Limerick Mental Health Week 2016 wrapped up on Saturday after a week of events held throughout the city.
The week was considered a success, with different organisations praising its achievements.
Patrick Fitzgerald, Mental Health Week organiser, said, “The week as a whole was amazing and really highlights the importance of mental health in our lives. I think it is not just the week, but the collaboration of all organisations that give up time and volunteers to make it as big as it was.”
The Millennium Theatre in LIT saw one of the week’s most popular events on Monday night, with over 300 people in attendance for a lecture by psychologist Dr Fergus Heffernan.

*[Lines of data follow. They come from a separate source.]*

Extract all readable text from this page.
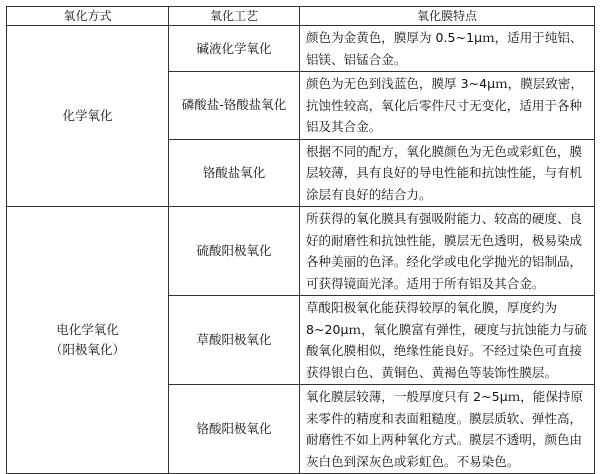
氧化方式	氧化工艺	氧化膜特点

化学氧化	碱液化学氧化	颜色为金黄色，膜厚为 0.5~1μｍ，适用于纯铝、铝镁、铝锰合金。
	磷酸盐-铬酸盐氧化	颜色为无色到浅蓝色，膜厚 3~4μｍ，膜层致密，抗蚀性较高，氧化后零件尺寸无变化，适用于各种铝及其合金。
	铬酸盐氧化	根据不同的配方，氧化膜颜色为无色或彩虹色，膜层较薄，具有良好的导电性能和抗蚀性能，与有机涂层有良好的结合力。

电化学氧化
（阳极氧化）	硫酸阳极氧化	所获得的氧化膜具有强吸附能力、较高的硬度、良好的耐磨性和抗蚀性能，膜层无色透明，极易染成各种美丽的色泽。经化学或电化学抛光的铝制品，可获得镜面光泽。适用于所有铝及其合金。
	草酸阳极氧化	草酸阳极氧化能获得较厚的氧化膜，厚度约为 8~20μｍ，氧化膜富有弹性，硬度与抗蚀能力与硫酸氧化膜相似，绝缘性能良好。不经过染色可直接获得银白色、黄铜色、黄褐色等装饰性膜层。
	铬酸阳极氧化	氧化膜层较薄，一般厚度只有 2~5μｍ，能保持原来零件的精度和表面粗糙度。膜层质软、弹性高，耐磨性不如上两种氧化方式。膜层不透明，颜色由灰白色到深灰色或彩虹色。不易染色。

A choral evening held in St Mary’s Cathedral gathered crowds on Friday night, with Malcolm Green directing the different choirs participating in the event.
Vice Chairman of Limerick Suicide Watch, Mike O’Mara, spoke about the success of the week, “It’s been fantastic. We have made some great contacts, and we are looking toward building networks between different organisations. It’s very positive for the city.”
“Some of the stigma has been broken down, we have noticed this year,” said Mr O’Mara.
GOSHH personal support worker, Anne Doorley, commented on the benefits of the week in terms of awareness and exposure. “We did get our message out there, throughout the week. At our event in Croom, we could see that it was significant for a few people,” she said.
“If you reach even just a few, it is still really important. It seems that there has been a lot of engagement with people, so I think that that’s really positive.”
Chairperson of GROW, Rob Stephen, praised mental health week and its commitment to progress, “We learn more every year. I think it has gone very well, better than previous years. With the amount of talks that were on, there was a good selection for everyone to get involved in,” he said.
The week finished up with a family fun day on Saturday at Bedford Row in the city centre, with a number of different organisations involved in family fun activities.
Expectations for next year’s mental health week are high, with hopes that it will be “bigger and better”.
“I am so excited about next year having seen the success that we all achieved. We have some amazing ideas already bouncing around and will make sure it is bigger and better than this year,” said organiser Patrick Fitzgerald.